Me bajo en la parada que está justo enfrente de la antigua capilla. El aparcamiento está vacío. Unas lucecitas brillan entre los setos, detrás de los edificios.

Me detengo nada más llegar al camino que conduce al cementerio. Veo frente a mí montones recién hechos de tierra con flores, lápidas con letras doradas, ángeles y pájaros iluminados con la luz tenue de farolas de vidrio y las antorchas. En el cielo sin luna, unas nubes negras se acercan deprisa desde el mar. He estado aquí muchas veces desde que volví de Tromsø. La primera vez me quedé aquí de pie. No llegué a entrar en el cementerio.

Camino por la parte de fuera, sigo el sendero entre las lápidas hasta que llego al lugar adecuado. Una suave ráfaga de viento hace que me detenga cuando veo su lápida. Es la cuarta desde donde me encuentro y tiene una luz a cada lado. Solo una de ellas está encendida. Me quedo de pie, inmóvil, y miro fijamente la piedra negra.

—Es más bonito cuando está oscuro —dice de repente una voz detrás de mí.

—¿Qué? —Me vuelvo de golpe y miro al anciano de ojos entornados, abrigo marrón y sombrero que está un paso detrás de mí, con un perro despeluchado atado a una correa—. Disculpe, ¿cómo dice?

—El cementerio —responde con suavidad—. Yo también prefiero venir por las tardes. No parece tan desangelado cuando está oscuro. Además, me parece que las luces le dan un encanto especial, incluso cuando llueve y hace viento.

—Sí —digo y me subo el cuello de la chaqueta—. Son bonitas.

—¿Tienes familia aquí?

—No, ella... —empiezo a decir, pero me detengo a media frase.

—Mi mujer. —El hombre señala con la cabeza una de las filas de lápidas del otro lado—. Viudo desde hace casi siete años. Mi hija me dijo que me vendría bien tener un perro —añade, y mira con una sonrisa al animal que tiene a los pies—. Para que me haga compañía. Está muy bien tener a alguien que llene el vacío, hasta que volvamos a vernos. —Me mira con los ojos llenos de fe—. En el paraíso.

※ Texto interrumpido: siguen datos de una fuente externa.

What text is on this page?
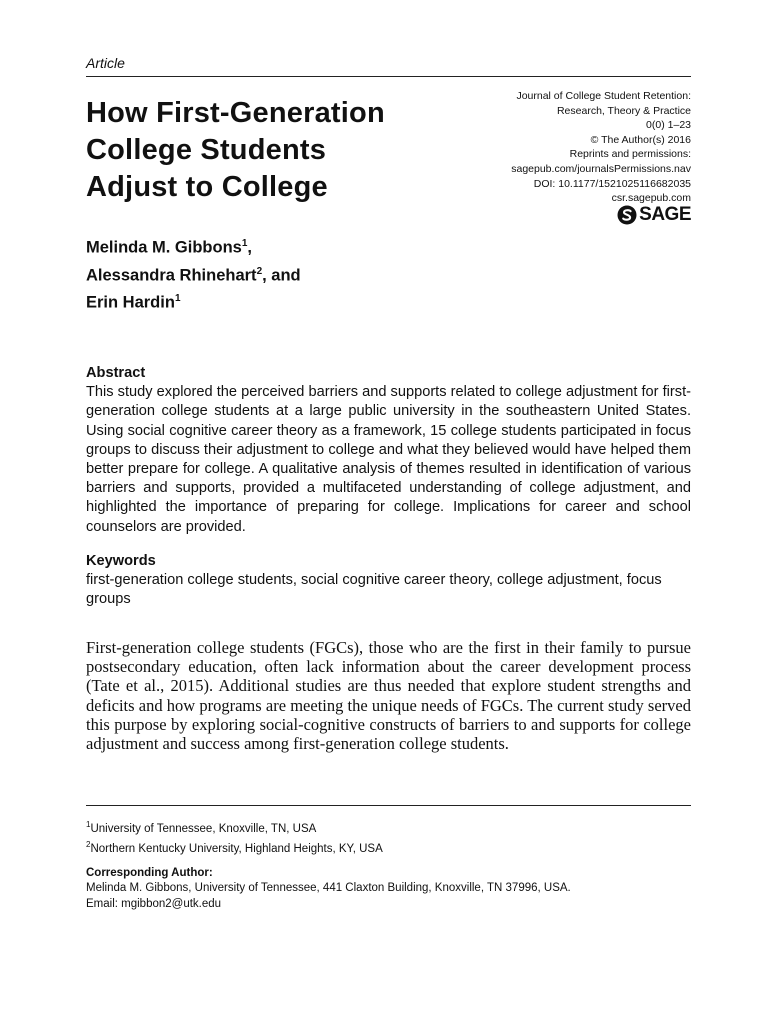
Article
How First-Generation
College Students
Adjust to College
Journal of College Student Retention:
Research, Theory & Practice
0(0) 1–23
© The Author(s) 2016
Reprints and permissions:
sagepub.com/journalsPermissions.nav
DOI: 10.1177/1521025116682035
csr.sagepub.com
SAGE
Melinda M. Gibbons$^1$,
Alessandra Rhinehart$^2$, and
Erin Hardin$^1$

Abstract

This study explored the perceived barriers and supports related to college adjustment for first-generation college students at a large public university in the southeastern United States. Using social cognitive career theory as a framework, 15 college students participated in focus groups to discuss their adjustment to college and what they believed would have helped them better prepare for college. A qualitative analysis of themes resulted in identification of various barriers and supports, provided a multifaceted understanding of college adjustment, and highlighted the importance of preparing for college. Implications for career and school counselors are provided.

Keywords

first-generation college students, social cognitive career theory, college adjustment, focus groups

First-generation college students (FGCs), those who are the first in their family to pursue postsecondary education, often lack information about the career development process (Tate et al., 2015). Additional studies are thus needed that explore student strengths and deficits and how programs are meeting the unique needs of FGCs. The current study served this purpose by exploring social-cognitive constructs of barriers to and supports for college adjustment and success among first-generation college students.

$^1$University of Tennessee, Knoxville, TN, USA
$^2$Northern Kentucky University, Highland Heights, KY, USA
Corresponding Author:
Melinda M. Gibbons, University of Tennessee, 441 Claxton Building, Knoxville, TN 37996, USA.
Email: mgibbon2@utk.edu
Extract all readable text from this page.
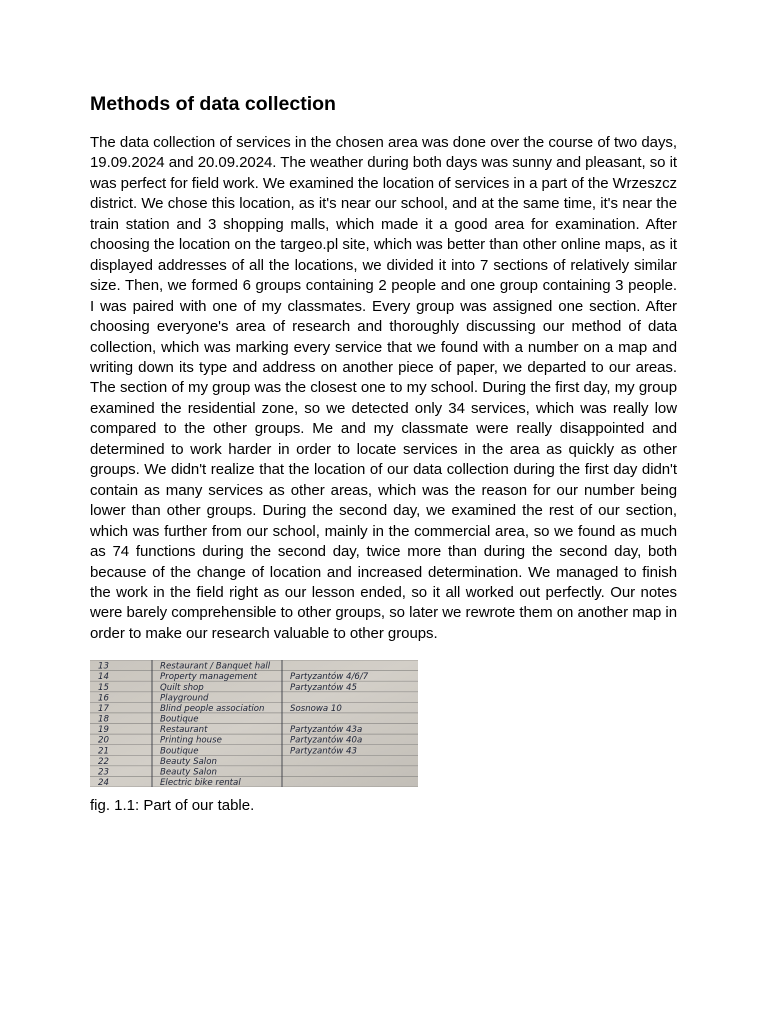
Methods of data collection

The data collection of services in the chosen area was done over the course of two days, 19.09.2024 and 20.09.2024. The weather during both days was sunny and pleasant, so it was perfect for field work. We examined the location of services in a part of the Wrzeszcz district. We chose this location, as it's near our school, and at the same time, it's near the train station and 3 shopping malls, which made it a good area for examination. After choosing the location on the targeo.pl site, which was better than other online maps, as it displayed addresses of all the locations, we divided it into 7 sections of relatively similar size. Then, we formed 6 groups containing 2 people and one group containing 3 people. I was paired with one of my classmates. Every group was assigned one section. After choosing everyone's area of research and thoroughly discussing our method of data collection, which was marking every service that we found with a number on a map and writing down its type and address on another piece of paper, we departed to our areas. The section of my group was the closest one to my school. During the first day, my group examined the residential zone, so we detected only 34 services, which was really low compared to the other groups. Me and my classmate were really disappointed and determined to work harder in order to locate services in the area as quickly as other groups. We didn't realize that the location of our data collection during the first day didn't contain as many services as other areas, which was the reason for our number being lower than other groups. During the second day, we examined the rest of our section, which was further from our school, mainly in the commercial area, so we found as much as 74 functions during the second day, twice more than during the second day, both because of the change of location and increased determination. We managed to finish the work in the field right as our lesson ended, so it all worked out perfectly. Our notes were barely comprehensible to other groups, so later we rewrote them on another map in order to make our research valuable to other groups.

13	Restaurant / Banquet hall
14	Property management	Partyzantów 4/6/7
15	Quilt shop	Partyzantów 45
16	Playground
17	Blind people association	Sosnowa 10
18	Boutique
19	Restaurant	Partyzantów 43a
20	Printing house	Partyzantów 40a
21	Boutique	Partyzantów 43
22	Beauty Salon
23	Beauty Salon
24	Electric bike rental
fig. 1.1: Part of our table.
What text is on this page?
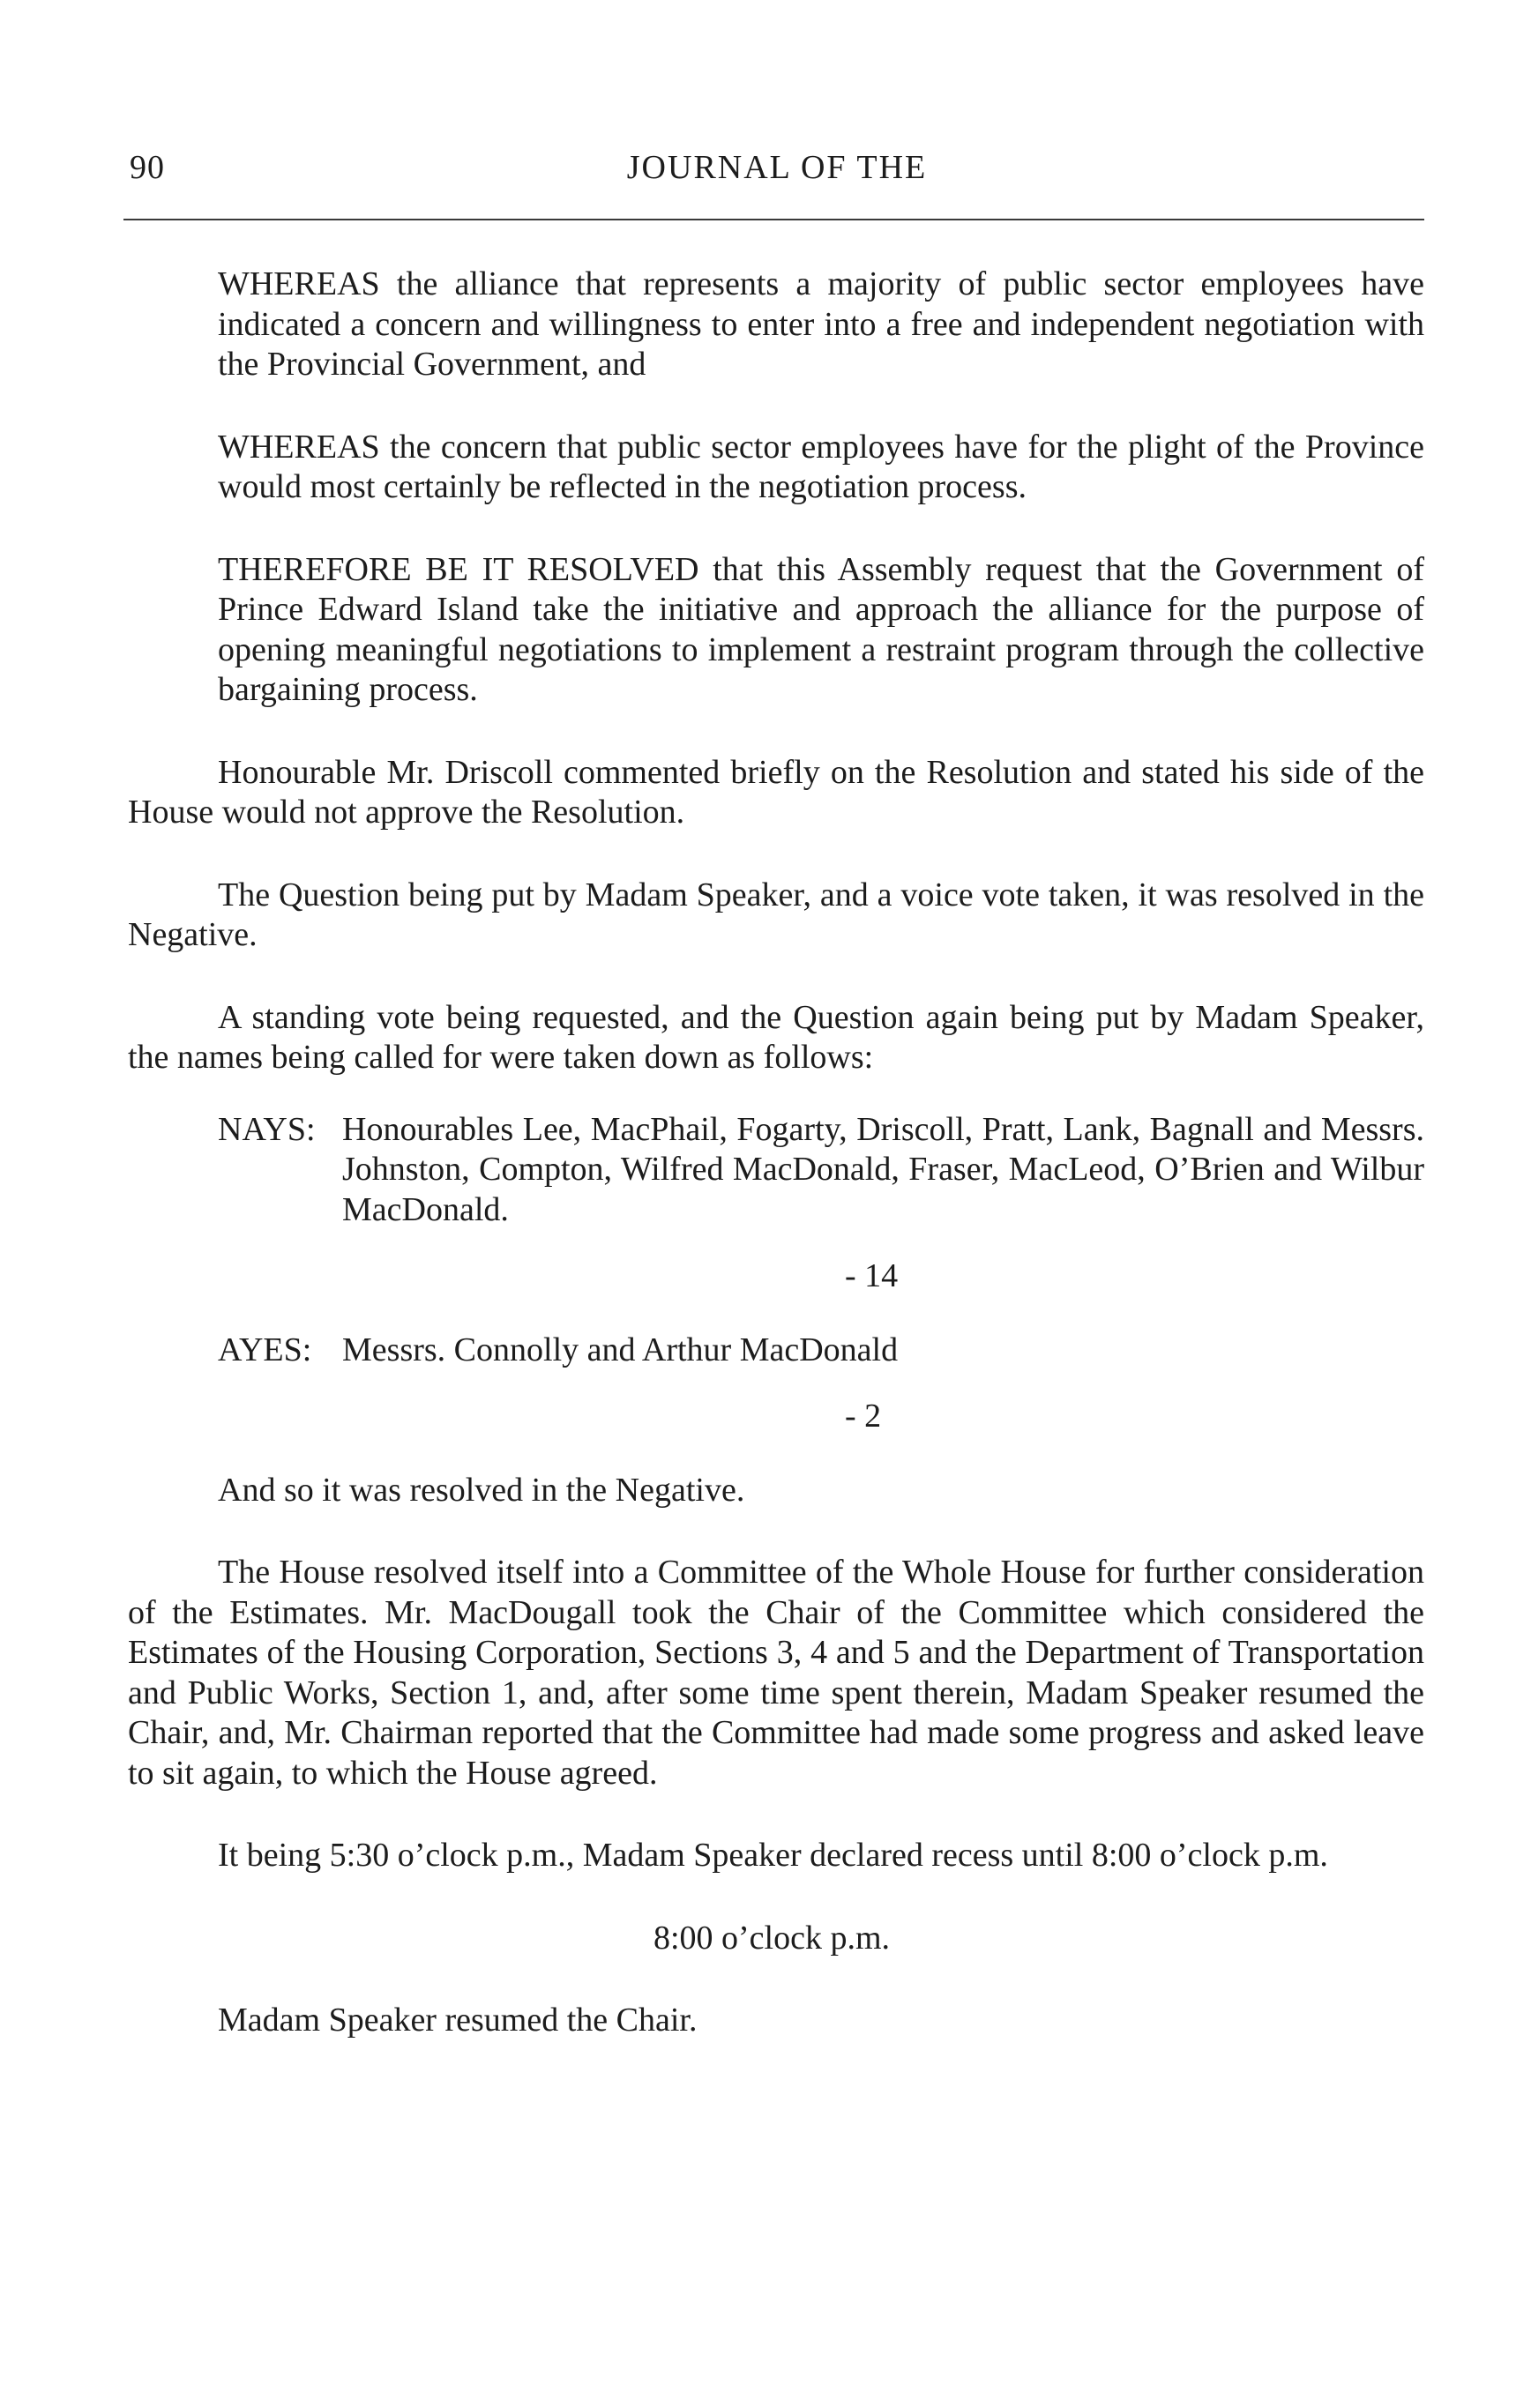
90	JOURNAL OF THE

WHEREAS the alliance that represents a majority of public sector employees have indicated a concern and willingness to enter into a free and independent negotiation with the Provincial Government, and

WHEREAS the concern that public sector employees have for the plight of the Province would most certainly be reflected in the negotiation process.

THEREFORE BE IT RESOLVED that this Assembly request that the Government of Prince Edward Island take the initiative and approach the alliance for the purpose of opening meaningful negotiations to implement a restraint program through the collective bargaining process.

Honourable Mr. Driscoll commented briefly on the Resolution and stated his side of the House would not approve the Resolution.

The Question being put by Madam Speaker, and a voice vote taken, it was resolved in the Negative.

A standing vote being requested, and the Question again being put by Madam Speaker, the names being called for were taken down as follows:

NAYS: Honourables Lee, MacPhail, Fogarty, Driscoll, Pratt, Lank, Bagnall and Messrs. Johnston, Compton, Wilfred MacDonald, Fraser, MacLeod, O’Brien and Wilbur MacDonald.
- 14
AYES: Messrs. Connolly and Arthur MacDonald
- 2

And so it was resolved in the Negative.

The House resolved itself into a Committee of the Whole House for further consideration of the Estimates. Mr. MacDougall took the Chair of the Committee which considered the Estimates of the Housing Corporation, Sections 3, 4 and 5 and the Department of Transportation and Public Works, Section 1, and, after some time spent therein, Madam Speaker resumed the Chair, and, Mr. Chairman reported that the Committee had made some progress and asked leave to sit again, to which the House agreed.

It being 5:30 o’clock p.m., Madam Speaker declared recess until 8:00 o’clock p.m.

8:00 o’clock p.m.

Madam Speaker resumed the Chair.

Asiento despacio con la cabeza.

—¿Tienes perro?

—¿Qué?

—Perro, que si tienes...

—No, pero tengo pastillas.

—Ah, ¿y te ayudan?

—No estoy seguro —murmuro mientras busco la tumba de Frei con la mirada.

—Bueno —empieza a decir el hombre cuando el perro deja de tirar de la correa, y ambos desaparecen en la oscuridad.

Espero un rato antes de dar un paso adelante, hacia el césped mullido. Enseguida noto el suelo más frío, como si el invierno no se hubiera marchado del todo de aquí, y me apresuro a volver al camino. Salgo corriendo del cementerio hasta que llego de nuevo al aparcamiento.